Man sagt diese wunderschöne Stadt der slowenischen Küste ist auf dem Salz gewachsen. Die Salinen von Piran, wo heute die beste Salzblüte nach alten Verfahren hergestellt wird, waren die Quelle der Blütezeit dieser malerischen mediterranen Stadt mit Mauern, Kirchen und kulturellen Sehenswürdigkeiten.

Die alte Hafenstadt mit den Überresten mittelalterlicher Mauern ist als kulturhistorisches Denkmal vollständig geschützt. Die engen Straßen mit den dicht zusammengebauten Häusern, die sich vom Kirchhang zum zentralen Platz an der Küste herabsetzen, unterstreichen den mediterranen Charakter.
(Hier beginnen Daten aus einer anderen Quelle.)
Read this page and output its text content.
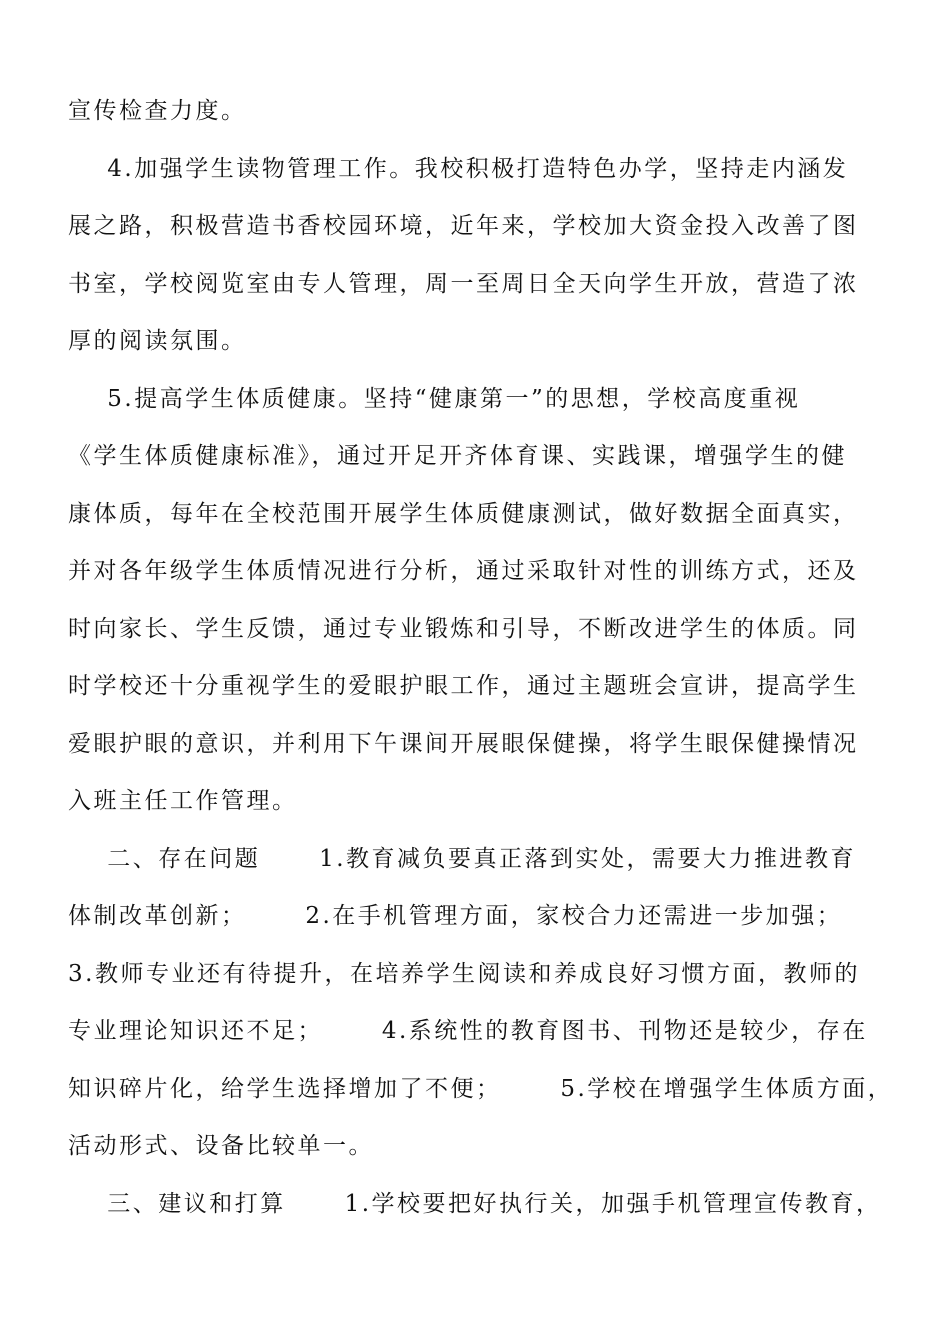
宣传检查力度。
4.加强学生读物管理工作。我校积极打造特色办学，坚持走内涵发
展之路，积极营造书香校园环境，近年来，学校加大资金投入改善了图
书室，学校阅览室由专人管理，周一至周日全天向学生开放，营造了浓
厚的阅读氛围。
5.提高学生体质健康。坚持“健康第一”的思想，学校高度重视
《学生体质健康标准》，通过开足开齐体育课、实践课，增强学生的健
康体质，每年在全校范围开展学生体质健康测试，做好数据全面真实，
并对各年级学生体质情况进行分析，通过采取针对性的训练方式，还及
时向家长、学生反馈，通过专业锻炼和引导，不断改进学生的体质。同
时学校还十分重视学生的爱眼护眼工作，通过主题班会宣讲，提高学生
爱眼护眼的意识，并利用下午课间开展眼保健操，将学生眼保健操情况
入班主任工作管理。
二、存在问题      1.教育减负要真正落到实处，需要大力推进教育
体制改革创新；      2.在手机管理方面，家校合力还需进一步加强；
3.教师专业还有待提升，在培养学生阅读和养成良好习惯方面，教师的
专业理论知识还不足；      4.系统性的教育图书、刊物还是较少，存在
知识碎片化，给学生选择增加了不便；      5.学校在增强学生体质方面，
活动形式、设备比较单一。
三、建议和打算      1.学校要把好执行关，加强手机管理宣传教育，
Die kosmopolitische Meeresstadt, die sich unter dem Einfluss des nahe gelegenen Venedigs entwickelte, gilt als einer der farbenfrohsten und fotogenen Orte an der Adriaküste. Neben Architektur, Meeresmuseum, Aquarium und anderen Attraktionen der Stadt laden Sie Veranstaltungen, kulinarisches Angebot und nahegelegene Natursehenswürdigkeiten zu einem Besuch ein.

Salinen von Piran, Sečovlje und Strunjan

Die Salinen von Piran, die im Jahr 804 gegründet wurden, umfassten die Salinen im Bereich des heutigen Jachthafens (Lucija, Portorož), die kleineren Salinen von Strunjan und die größeren Salinen von Sečovlje. Die Gebiete der beiden erhaltenen Salinen sind heute ein Landschaftspark. Im Landschaftspark Strunjan erwartet Sie eine außergewöhnliche Klippe über dem Meer. In den Salinen von Sečovlje können Sie die traditionelle Salzproduktion mit Führungen und einem Besuch im Salzmuseum erleben.